EY : Certes, et elle peut être source de remords. C’est ce que j’ai voulu mettre en exergue dans « Le remords ».

IT : Je ne voudrais pas être à la place de votre personnage !

EY : Moi non plus. D’autant plus qu’il tombe dans un abîme irréversible.

IT : C’est le moins qu’on puisse dire.

EY : Un acte, si petit soit-il, peut engendrer de grandes catastrophes.

IT : L’effet papillon ?

EY : Tout à fait. Dans cette nouvelle, une mauvaise analyse de la situation rend l’acte initial extrêmement meurtrier.

IT : Il y a une morale ?

EY : Au moins réfléchir avant d’agir. Comme disait Einstein : « il n’y a rien de pire qu’une idée quand c’est la seule que l’on a ». Alors, méfions-nous de nos propres déductions.

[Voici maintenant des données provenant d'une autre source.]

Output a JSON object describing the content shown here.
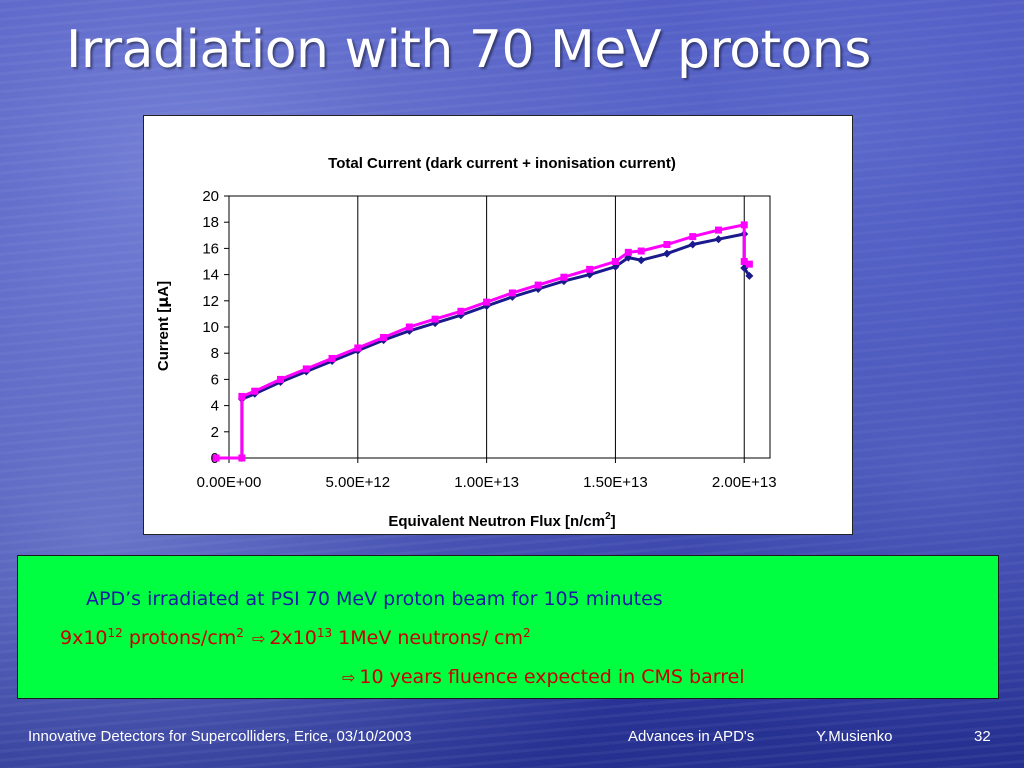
{
  "slide": {
    "title": "Irradiation with 70 MeV protons"
  },
  "chart_data": {
    "type": "line",
    "title": "Total Current (dark current + inonisation current)",
    "xlabel_main": "Equivalent Neutron Flux [n/cm",
    "xlabel_sup": "2",
    "xlabel_end": "]",
    "ylabel_main": "Current [",
    "ylabel_mu": "μ",
    "ylabel_end": "A]",
    "xlim": [
      0,
      21000000000000.0
    ],
    "ylim": [
      0,
      20
    ],
    "y_ticks": [
      "0",
      "2",
      "4",
      "6",
      "8",
      "10",
      "12",
      "14",
      "16",
      "18",
      "20"
    ],
    "x_ticks": [
      "0.00E+00",
      "5.00E+12",
      "1.00E+13",
      "1.50E+13",
      "2.00E+13"
    ],
    "x_tick_values": [
      0,
      5000000000000.0,
      10000000000000.0,
      15000000000000.0,
      20000000000000.0
    ],
    "grid": "vertical",
    "legend": "none",
    "series": [
      {
        "color": "#1a1a8c",
        "marker": "diamond",
        "x": [
          -500000000000.0,
          500000000000.0,
          500000000000.0,
          1000000000000.0,
          2000000000000.0,
          3000000000000.0,
          4000000000000.0,
          5000000000000.0,
          6000000000000.0,
          7000000000000.0,
          8000000000000.0,
          9000000000000.0,
          10000000000000.0,
          11000000000000.0,
          12000000000000.0,
          13000000000000.0,
          14000000000000.0,
          15000000000000.0,
          15500000000000.0,
          16000000000000.0,
          17000000000000.0,
          18000000000000.0,
          19000000000000.0,
          20000000000000.0,
          20000000000000.0,
          20200000000000.0
        ],
        "y": [
          0,
          0,
          4.5,
          4.9,
          5.8,
          6.6,
          7.4,
          8.2,
          9.0,
          9.7,
          10.3,
          10.9,
          11.6,
          12.3,
          12.9,
          13.5,
          14.0,
          14.6,
          15.3,
          15.1,
          15.6,
          16.3,
          16.7,
          17.1,
          14.5,
          13.9
        ]
      },
      {
        "color": "#ff00ff",
        "marker": "square",
        "x": [
          -500000000000.0,
          500000000000.0,
          500000000000.0,
          1000000000000.0,
          2000000000000.0,
          3000000000000.0,
          4000000000000.0,
          5000000000000.0,
          6000000000000.0,
          7000000000000.0,
          8000000000000.0,
          9000000000000.0,
          10000000000000.0,
          11000000000000.0,
          12000000000000.0,
          13000000000000.0,
          14000000000000.0,
          15000000000000.0,
          15500000000000.0,
          16000000000000.0,
          17000000000000.0,
          18000000000000.0,
          19000000000000.0,
          20000000000000.0,
          20000000000000.0,
          20200000000000.0
        ],
        "y": [
          0,
          0,
          4.7,
          5.1,
          6.0,
          6.8,
          7.6,
          8.4,
          9.2,
          10.0,
          10.6,
          11.2,
          11.9,
          12.6,
          13.2,
          13.8,
          14.4,
          15.0,
          15.7,
          15.8,
          16.3,
          16.9,
          17.4,
          17.8,
          15.0,
          14.8
        ]
      }
    ]
  },
  "info": {
    "line1": "APD’s irradiated at PSI 70 MeV proton beam for 105 minutes",
    "line2_a": "9x10",
    "line2_a_sup": "12",
    "line2_b": " protons/cm",
    "line2_b_sup": "2",
    "arrow": "⇨",
    "line2_c": "2x10",
    "line2_c_sup": "13",
    "line2_d": " 1MeV neutrons/ cm",
    "line2_d_sup": "2",
    "line3": "10 years fluence expected in CMS barrel"
  },
  "footer": {
    "event": "Innovative Detectors for Supercolliders, Erice, 03/10/2003",
    "talk": "Advances in APD's",
    "author": "Y.Musienko",
    "page": "32"
  }
}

IT : Nous sommes à la fin de l’émission, mais avant de passer à la conclusion, voici une dernière page de publicité.

 

Avez-vous approché les lions de la savane ? Ils sont vaillants parce qu’ils mangent la chair onctueuse et fraîche du gibier. Tout comme celle de Naturgib. Naturgib, la gestion écologique de la faune. Avec Naturgib, je protège l’environnement. Rendez-vous sur Naturgib.fr.

 

IT : Pour aujourd’hui chers auditeurs, nous voilà au terme de « Un jour, un auteur ». Etienne Yanual, quels derniers mots souhaiteriez-vous apporter aux auditeurs ?

EY : N’oublions pas que nous venons du passé qui peut être bien différent de notre avenir. Mais tentons de transmettre une continuité dans nos valeurs comme le respect, la tolérance et l’humilité, valeurs essentielles à mes yeux qui permettent d’aborder l’avenir avec l’humanité requise.

IT : Merci Etienne Yanual pour cette conclusion et pour cet entretien enrichissant.

EY : Merci à vous, Isabelle, pour cette invitation et pour vos questions et remarques pertinentes.

IT : Chers auditeurs, nous vous disons au revoir, et au plaisir de vous retrouver demain pour un nouveau « Un jour, un auteur ».